The initiatory ceremonies being over, the prayers for the congregation and the government were said, after which a sermon, on the sanctification of the spirit, written for the occasion was pronounced. At its conclusion the choir sang the hundred and fiftieth Psalm, when the usual evening service was read by the assistant minister of the congregation Beth Israel, and after Yigdal had been sung, the assembly dispersed; and unless we mistake the general sentiment of all present, many a day will elapse before the pleasant impression produced by the exercises of the evening will pass from the memory.

The offerings which are usual on such occasions were dispensed with; but in lieu thereof subscription papers were distributed, on which each person who felt inclined inscribed his name with the donation he meant to give, and we believe that the experiment was sufficiently successful not to cause the authorities to regret having resorted to this method of obtaining funds for the support of the congregation.

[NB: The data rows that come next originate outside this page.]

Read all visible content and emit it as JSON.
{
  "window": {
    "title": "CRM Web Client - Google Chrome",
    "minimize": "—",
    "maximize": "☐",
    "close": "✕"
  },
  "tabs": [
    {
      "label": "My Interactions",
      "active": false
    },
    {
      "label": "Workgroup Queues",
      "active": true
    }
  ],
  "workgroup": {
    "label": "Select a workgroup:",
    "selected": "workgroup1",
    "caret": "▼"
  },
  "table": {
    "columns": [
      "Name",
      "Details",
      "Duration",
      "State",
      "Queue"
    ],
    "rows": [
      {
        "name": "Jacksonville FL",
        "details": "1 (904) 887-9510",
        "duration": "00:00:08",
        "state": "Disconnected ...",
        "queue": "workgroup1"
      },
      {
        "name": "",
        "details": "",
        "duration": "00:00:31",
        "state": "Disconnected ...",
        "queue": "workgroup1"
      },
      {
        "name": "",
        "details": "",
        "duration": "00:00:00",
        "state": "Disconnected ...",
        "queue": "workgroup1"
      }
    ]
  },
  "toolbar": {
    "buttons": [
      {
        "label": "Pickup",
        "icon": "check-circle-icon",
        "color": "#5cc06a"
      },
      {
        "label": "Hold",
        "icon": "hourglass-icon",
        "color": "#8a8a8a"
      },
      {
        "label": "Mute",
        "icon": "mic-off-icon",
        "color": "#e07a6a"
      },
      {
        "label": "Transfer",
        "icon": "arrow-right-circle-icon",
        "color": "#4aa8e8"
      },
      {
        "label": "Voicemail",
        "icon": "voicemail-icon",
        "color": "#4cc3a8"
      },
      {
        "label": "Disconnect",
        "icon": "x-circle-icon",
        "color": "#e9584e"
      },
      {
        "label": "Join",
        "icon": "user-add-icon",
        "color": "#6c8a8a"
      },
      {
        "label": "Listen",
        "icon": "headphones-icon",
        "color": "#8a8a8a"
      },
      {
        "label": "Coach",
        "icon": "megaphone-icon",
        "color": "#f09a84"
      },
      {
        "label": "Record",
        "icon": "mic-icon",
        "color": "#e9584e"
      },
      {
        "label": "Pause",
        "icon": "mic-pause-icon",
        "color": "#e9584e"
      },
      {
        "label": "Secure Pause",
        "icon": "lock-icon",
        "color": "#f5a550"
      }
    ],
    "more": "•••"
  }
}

The services were conducted by the Rev. Mr. Rau, the minister of the congregation Rodef Sholem, the Rev. Mr. Papé, late minister of the congregation Beth Israel, and the minister of the Portuguese congregation; the music was under the direction of Mr. B.C. Cross, who, together with Mr. Roget, deserves honourable mention for the efficiency with which the vocal performers were trained for the difficult parts which fell to their share.

Our space necessarily compels us to be brief in our account of this interesting ceremony; but we trust it is sufficiently full in all essential particulars, at least for those who have witnessed a similar celebration; and for those who have not it would require a much more extended description than we have room in our present number.